# Need info on live web cams........



## Vlad (Aug 2, 2005)

Hello all, as some of you know, we were all set to go live with a web cam for our last make and take. I had it all set up, Turtle tested it while I was on one night. Then came the snag.
It turns out that the only easy free web cam site I could find, was also riddled with porn web cams. Now, while that may have appealed to the Peoria, Ill. segment of the forum, I couldn't at the last minute go thru with using that site. Not with the under-aged members we have. Our NJ/Pa group takes great pride in affiliating itself with this forum (even if the Mass. group doesn't, phhhht, lol), and we all decided on Saturday to postpone going live until a solution could be found.
So, the question is, does anyone know of a free web cam hosting site that won't lower the high standards this forum represents?


----------



## Hauntiholik (May 17, 2006)

What software did you use T? (You can send me a PM). Do you guys want to use my webcam enabled chat room? It's already set up so I'd just have to invite the people to it because it's private to keep out the riff-raff.


----------



## Vlad (Aug 2, 2005)

Haunti, T wasn't using any software, I was. I was using a web cam site called cameraware.com. All the downloading of software was on my end.
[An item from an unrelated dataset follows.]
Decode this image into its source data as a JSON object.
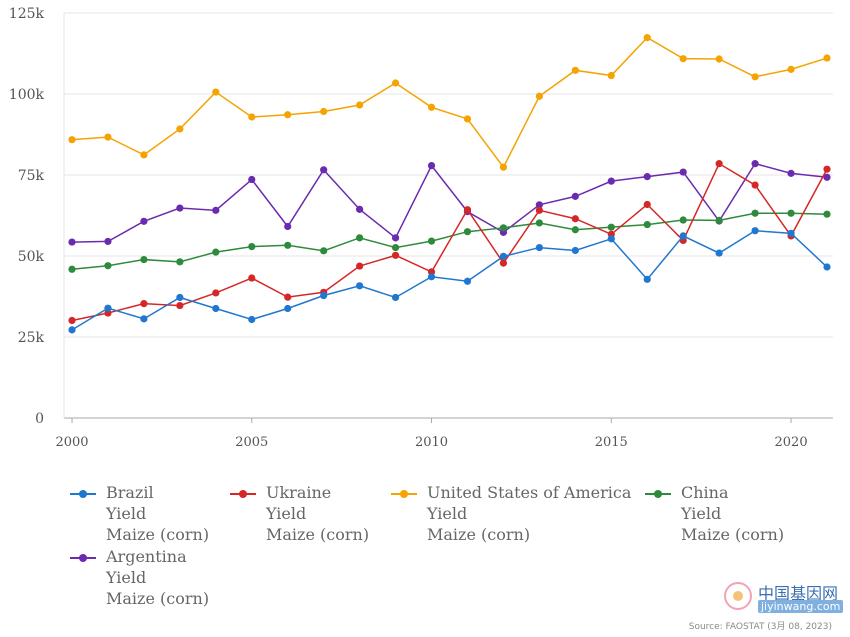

T was just signing into the site to see if it was working.
I appreciate the offer Haunti, but I'm wondering how we could work that, and still make it accessible to all forum members.


----------



## skeletonowl (Aug 8, 2006)

Haha that's pretty funny but i'm also sorry you guys couldn't get it working. Next time


----------



## pyro (Oct 7, 2006)

ya should have call up ms w she should know how to get a web cam going


----------



## Hauntiholik (May 17, 2006)

I use Userplane


----------



## Ms. Wicked (Nov 14, 2006)




----------



## DeathTouch (Sep 6, 2005)

I am actually good with that Vlad. Sometimes one must roll with the porn and I am certainly willing to do this. Just for you.


----------